Installation view of "Ugo Rondinone: Cry Me a River" (2024) featuring primitive (2011–2012), comprised of four small-scale bird sculptures arranged on the floor, and viewable through a doorway lighting (2023), which is a florescent, large-scale sculpture that looks like a lightning strike. Walls and floor are both a muted grey.

Installation view of “Ugo Rondinone: Cry Me a River” (2024) featuring primitive (2011–2012) and lighting (2023). Photo: Stefan Alternburger. Courtesy of the Kunstmuseum Luzern (2024).

Director of Kunstmuseum Luzern Fanni Fetzer said, “I was really surprised that Ugo Rondinone wanted to interpret this retrospective exhibition at the Kunstmuseum Luzern as a home game, but I’m absolutely thrilled with the result. He takes up themes that are typical of this region, such as the beauty of nature, dramatic weather changes, or the relationship between humans and animals. The exhibition is both sensual and stimulating. It invites visitors to trust their own perceptions and gives room to strong feelings.”

On view through October 20, 2024, the exhibition title “Cry Me a River” thematically recalls the refrain popular in music as well as concretely refers to the Reuss river that flows in front of the Kunstmuseum Luzern within the Vierwaldstättersee. It is also a callback to Rondinone’s earlier career in the period just before he moved abroad, as he was the subject of another solo exhibition of the same title in Zurich in 1995. Through these various lenses, the present exhibition brings together moth recognizable motifs and works from his oeuvre as well as more recent, exploratory pieces.

A gallery space with the walls completely obscured by hundreds of crudely but colorfully drawn pictures. On the left wall a gold party streamer curtain is hung up.

Ugo Rondinone, your age, and my age and the age of the sun (2013–ongoing). Photo: Stefan Alternburger. Courtesy of the Kunstmuseum Luzern (2024).

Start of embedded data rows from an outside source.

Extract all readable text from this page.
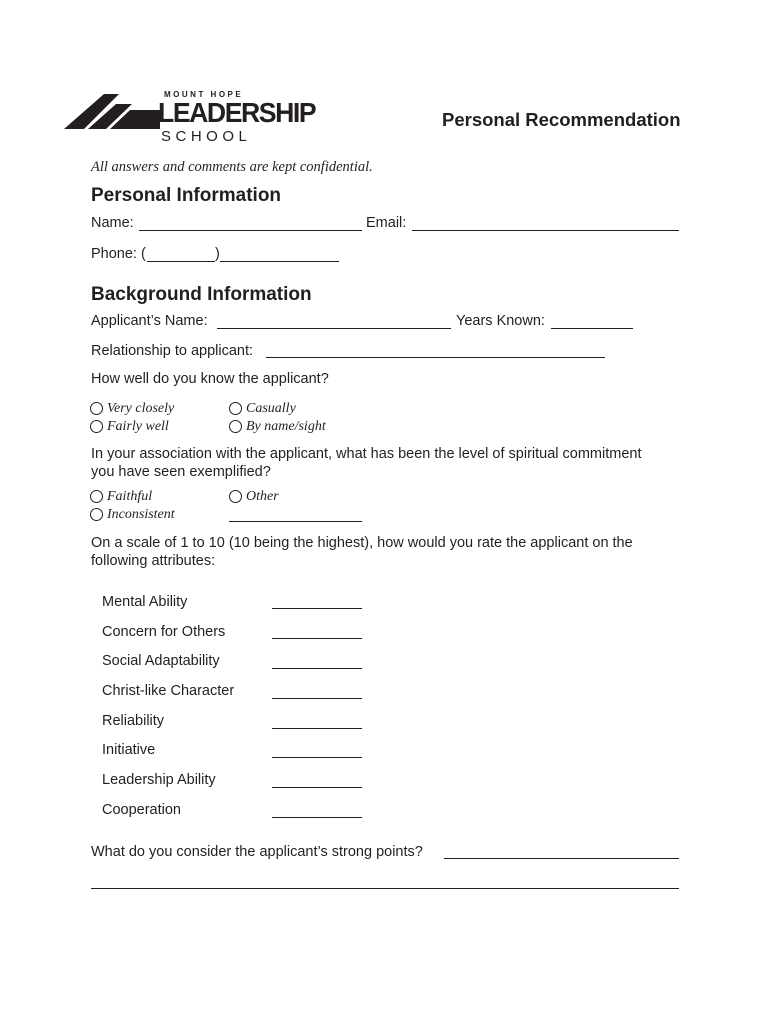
MOUNT HOPE
LEADERSHIP
SCHOOL
Personal Recommendation
All answers and comments are kept confidential.
Personal Information
Name:	Email:
Phone: (	)
Background Information
Applicant’s Name:	Years Known:
Relationship to applicant:
How well do you know the applicant?
Very closely	Casually
Fairly well	By name/sight
In your association with the applicant, what has been the level of spiritual commitment
you have seen exemplified?
Faithful	Other
Inconsistent
On a scale of 1 to 10 (10 being the highest), how would you rate the applicant on the
following attributes:
Mental Ability
Concern for Others
Social Adaptability
Christ-like Character
Reliability
Initiative
Leadership Ability
Cooperation
What do you consider the applicant’s strong points?
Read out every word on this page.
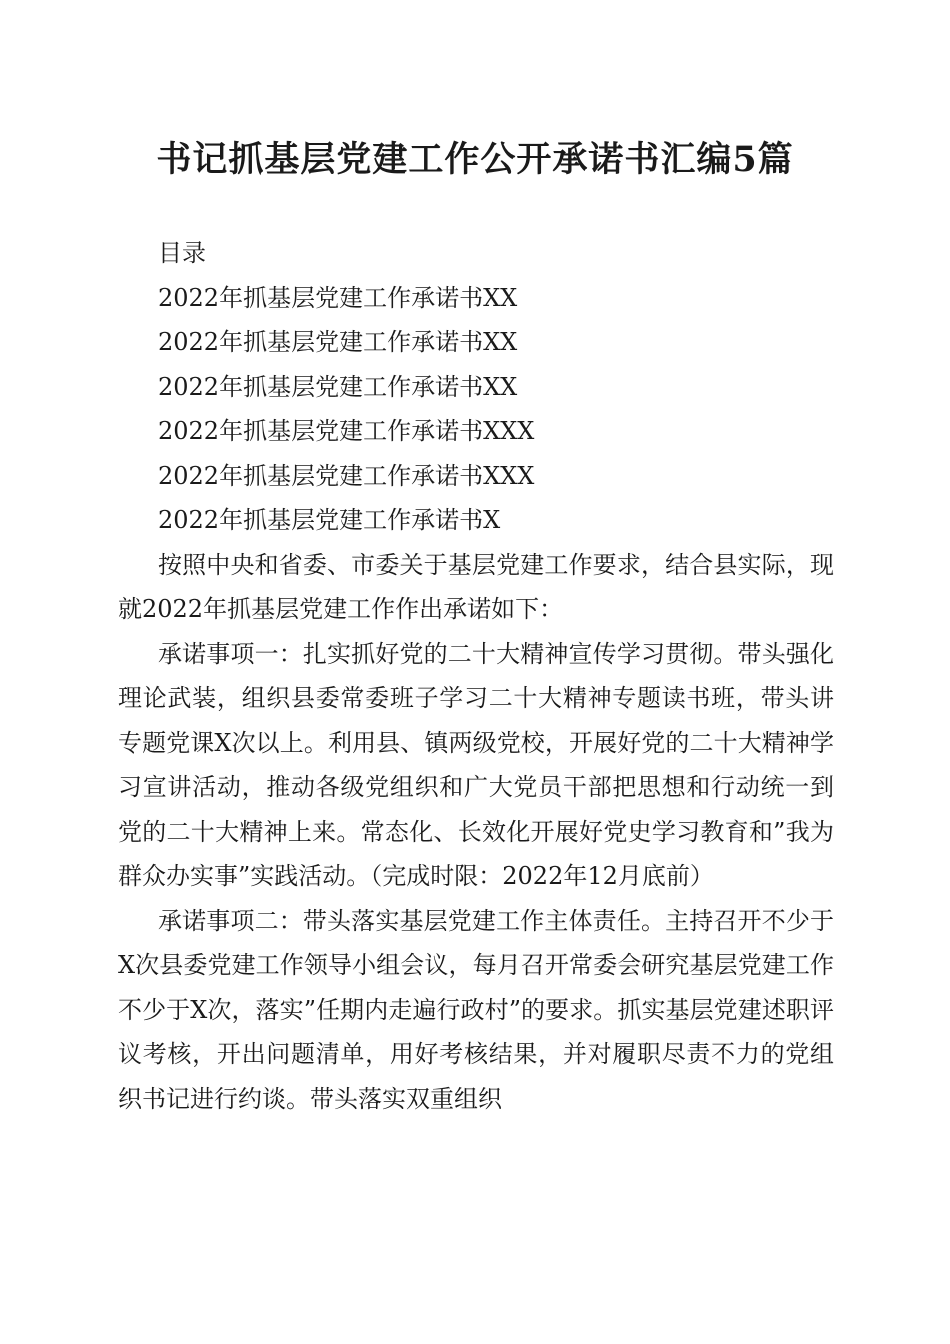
书记抓基层党建工作公开承诺书汇编5篇

目录

2022年抓基层党建工作承诺书XX

2022年抓基层党建工作承诺书XX

2022年抓基层党建工作承诺书XX

2022年抓基层党建工作承诺书XXX

2022年抓基层党建工作承诺书XXX

2022年抓基层党建工作承诺书X

按照中央和省委、市委关于基层党建工作要求，结合县实际，现就2022年抓基层党建工作作出承诺如下：

承诺事项一：扎实抓好党的二十大精神宣传学习贯彻。带头强化理论武装，组织县委常委班子学习二十大精神专题读书班，带头讲专题党课X次以上。利用县、镇两级党校，开展好党的二十大精神学习宣讲活动，推动各级党组织和广大党员干部把思想和行动统一到党的二十大精神上来。常态化、长效化开展好党史学习教育和”我为群众办实事”实践活动。（完成时限：2022年12月底前）

承诺事项二：带头落实基层党建工作主体责任。主持召开不少于X次县委党建工作领导小组会议，每月召开常委会研究基层党建工作不少于X次，落实”任期内走遍行政村”的要求。抓实基层党建述职评议考核，开出问题清单，用好考核结果，并对履职尽责不力的党组织书记进行约谈。带头落实双重组织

Weaving between immersive installations and poetically understated sculptures and objects, visitors are given an in-depth look at Rondinone’s creative imagination. The influence of nature operates as a proverbial through line, with works like lights, lightings, and glorious light (all 2023) making lighting tangible and still juxtaposed with small bird flocks like primitive (2011–12), and a massive rainbow cry me a river (1997–2024), all coalescing together to create a parallel natural world of Rondinone’s own creation.

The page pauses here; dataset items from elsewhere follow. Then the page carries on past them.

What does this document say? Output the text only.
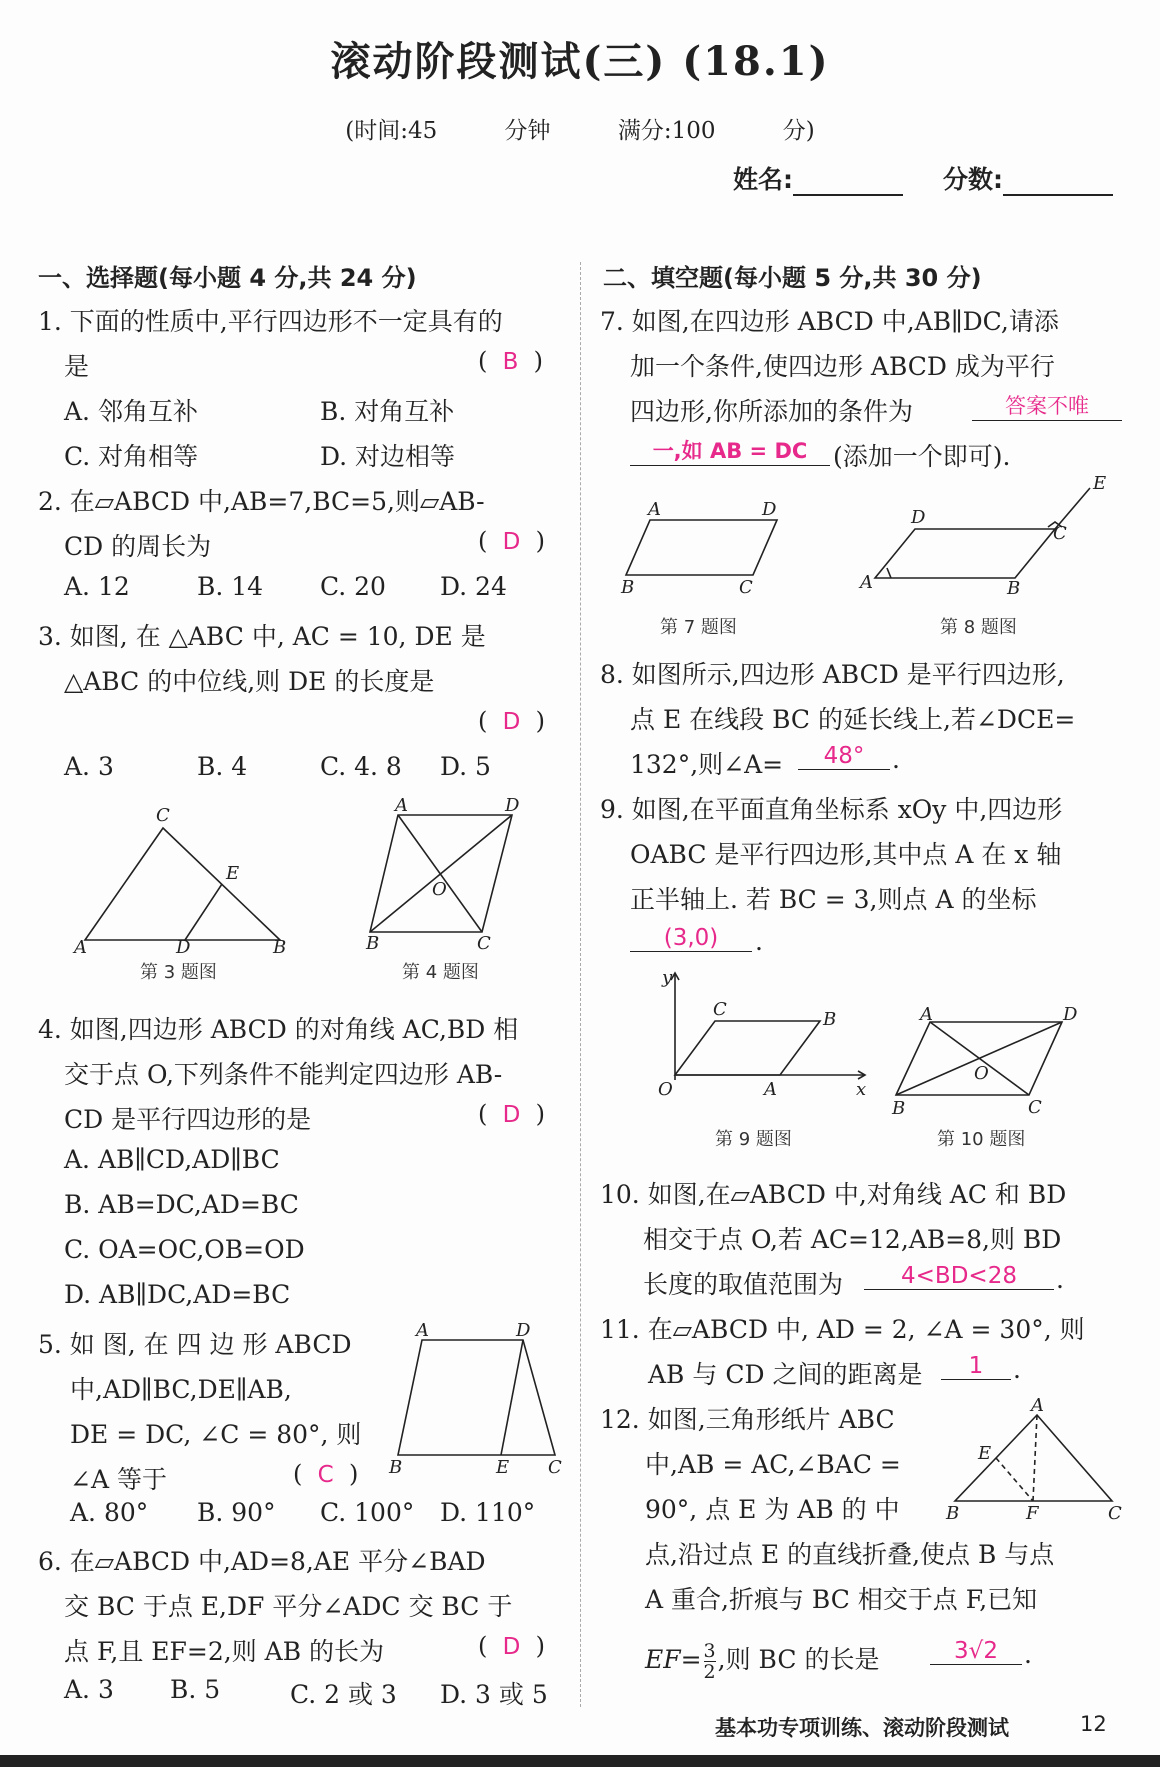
滚动阶段测试(三) (18.1)
(时间:45 分钟 满分:100 分)
姓名:	分数:
一、选择题(每小题 4 分,共 24 分)
1. 下面的性质中,平行四边形不一定具有的
是	(  B  )
A. 邻角互补	B. 对角互补
C. 对角相等	D. 对边相等
2. 在▱ABCD 中,AB=7,BC=5,则▱AB-
CD 的周长为	(  D  )
A. 12	B. 14 C. 20 D. 24
3. 如图, 在 △ABC 中, AC = 10, DE 是
△ABC 的中位线,则 DE 的长度是
(  D  )
A. 3	B. 4	C. 4. 8 D. 5
C
E
A	D	B
第 3 题图
A	D
B	C
O
第 4 题图
4. 如图,四边形 ABCD 的对角线 AC,BD 相
交于点 O,下列条件不能判定四边形 AB-
CD 是平行四边形的是	(  D  )
A. AB∥CD,AD∥BC
B. AB=DC,AD=BC
C. OA=OC,OB=OD
D. AB∥DC,AD=BC
5. 如 图, 在 四 边 形 ABCD
中,AD∥BC,DE∥AB,
DE = DC, ∠C = 80°, 则
∠A 等于	(  C  )
A	D
B	E C
A. 80° B. 90° C. 100° D. 110°
6. 在▱ABCD 中,AD=8,AE 平分∠BAD
交 BC 于点 E,DF 平分∠ADC 交 BC 于
点 F,且 EF=2,则 AB 的长为	(  D  )
A. 3 B. 5	C. 2 或 3 D. 3 或 5
二、填空题(每小题 5 分,共 30 分)
7. 如图,在四边形 ABCD 中,AB∥DC,请添
加一个条件,使四边形 ABCD 成为平行
四边形,你所添加的条件为	答案不唯
一,如 AB = DC	(添加一个即可).
A	D
B	C
第 7 题图
D
E
C
A	B
第 8 题图
8. 如图所示,四边形 ABCD 是平行四边形,
点 E 在线段 BC 的延长线上,若∠DCE=
132°,则∠A=	48°	.
9. 如图,在平面直角坐标系 xOy 中,四边形
OABC 是平行四边形,其中点 A 在 x 轴
正半轴上. 若 BC = 3,则点 A 的坐标
(3,0)	.
y
x
O	A
C	B
第 9 题图
A	D
B	C
O
第 10 题图
10. 如图,在▱ABCD 中,对角线 AC 和 BD
相交于点 O,若 AC=12,AB=8,则 BD
长度的取值范围为	4<BD<28	.
11. 在▱ABCD 中, AD = 2, ∠A = 30°, 则
AB 与 CD 之间的距离是	1	.
12. 如图,三角形纸片 ABC
中,AB = AC,∠BAC =
90°, 点 E 为 AB 的 中
点,沿过点 E 的直线折叠,使点 B 与点
A 重合,折痕与 BC 相交于点 F,已知
A
E
B	F	C
$EF= \frac{3}{2}$ ,则 BC 的长是	3√2	.
基本功专项训练、滚动阶段测试	12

Four monumental sculptures in a grey gallery space made of stone that abstractly look like human figures.

Ugo Rondinone, figures (2023). Photo: Stefan Alternburger. Courtesy of the Kunstmuseum Luzern (2024).

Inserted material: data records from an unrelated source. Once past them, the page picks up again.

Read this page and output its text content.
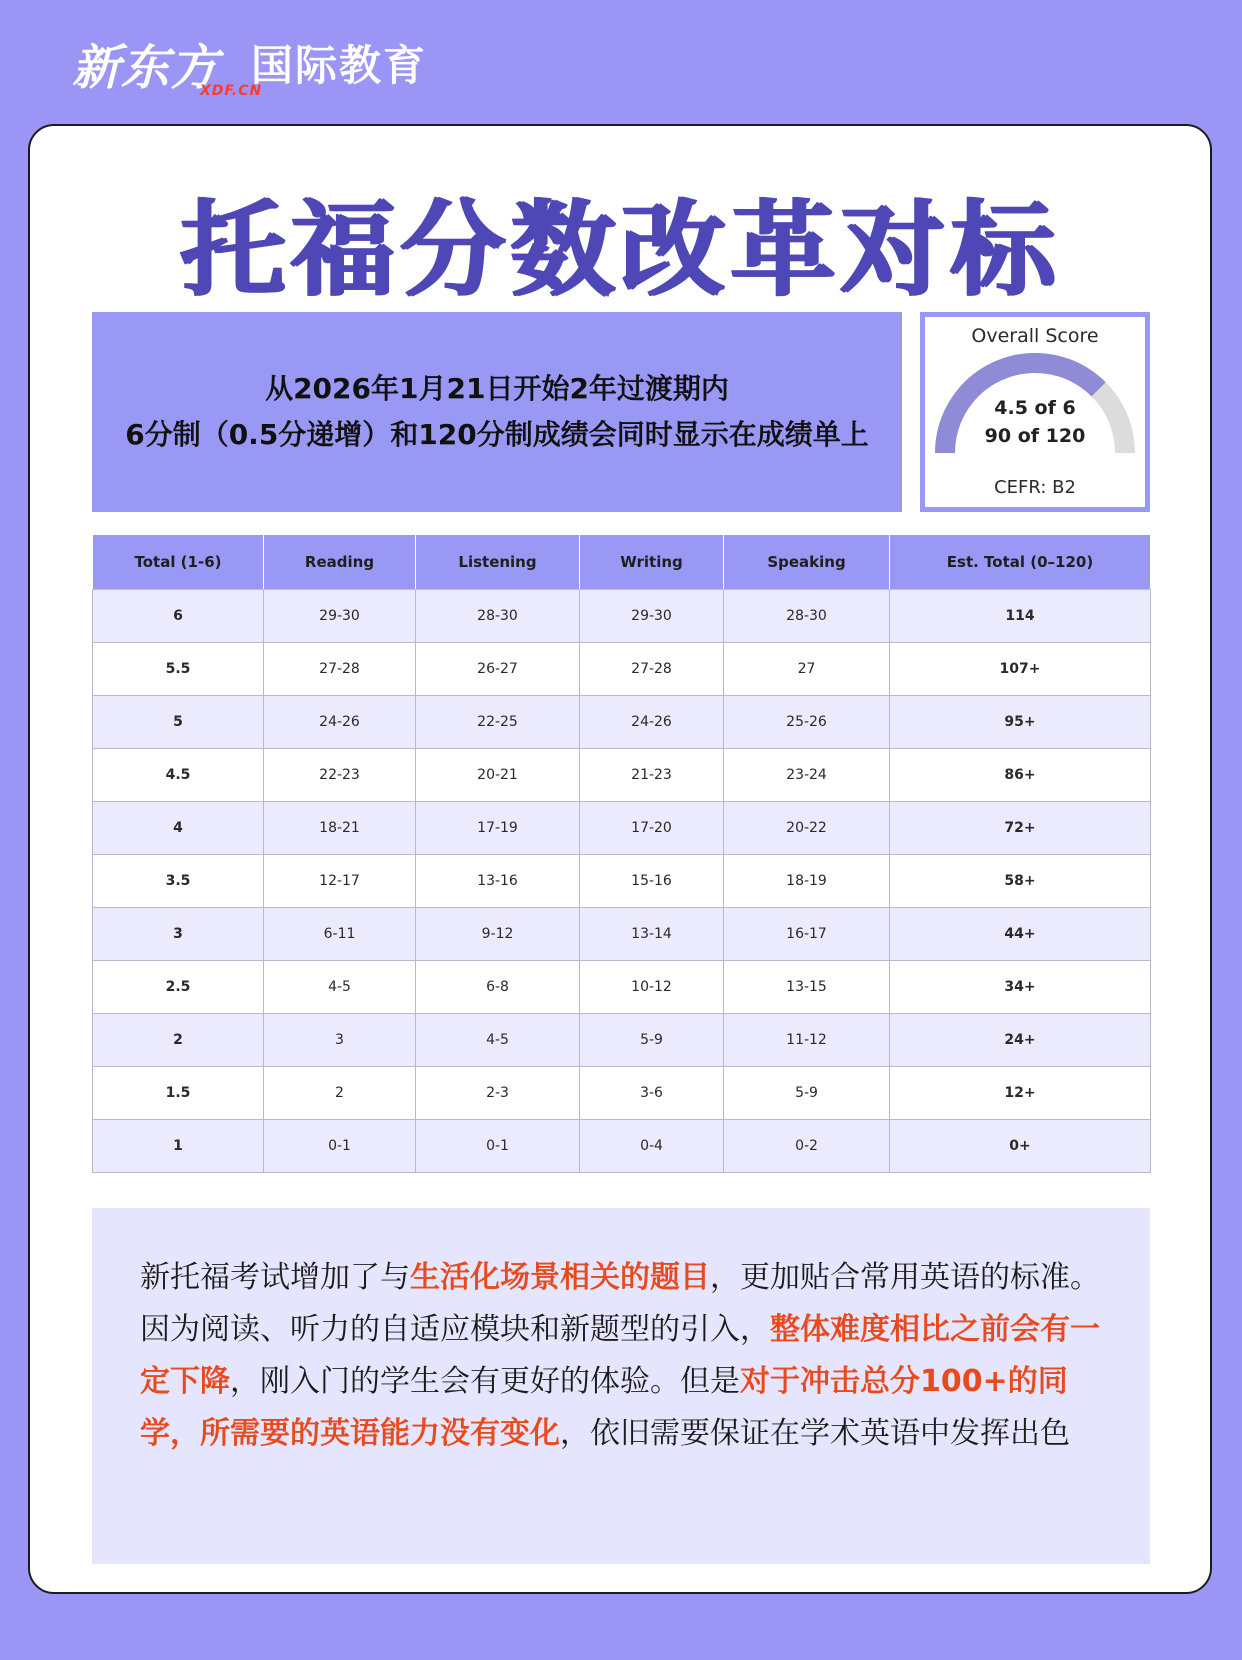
新东方
XDF.CN
国际教育
托福分数改革对标
从2026年1月21日开始2年过渡期内
6分制（0.5分递增）和120分制成绩会同时显示在成绩单上
Overall Score
4.5 of 6
90 of 120
CEFR: B2
Total (1-6)	Reading	Listening	Writing	Speaking	Est. Total (0–120)
6	29-30	28-30	29-30	28-30	114
5.5	27-28	26-27	27-28	27	107+
5	24-26	22-25	24-26	25-26	95+
4.5	22-23	20-21	21-23	23-24	86+
4	18-21	17-19	17-20	20-22	72+
3.5	12-17	13-16	15-16	18-19	58+
3	6-11	9-12	13-14	16-17	44+
2.5	4-5	6-8	10-12	13-15	34+
2	3	4-5	5-9	11-12	24+
1.5	2	2-3	3-6	5-9	12+
1	0-1	0-1	0-4	0-2	0+
新托福考试增加了与生活化场景相关的题目，更加贴合常用英语的标准。因为阅读、听力的自适应模块和新题型的引入，整体难度相比之前会有一定下降，刚入门的学生会有更好的体验。但是对于冲击总分100+的同学，所需要的英语能力没有变化，依旧需要保证在学术英语中发挥出色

Playful yet poignant, the exhibition can be seen as a love letter to the country he once—and perhaps to some extent still does—called home. Considered one of Switzerland’s most important contemporary artists, the institutional locale lends to a seamless understanding of Rondinone’s work; not simply objects and works set within the isolation of the gallery space, but in conversation with the greater landscape at large. “Cry Me a River” promises to mark a pivotal moment within the artist’s trajectory to date, but his practice moving forward into the future as well.

Ugo Rondinone: Cry Me a River” is on view at Kunstmuseum Luzern, Switzerland, through October 20, 2024.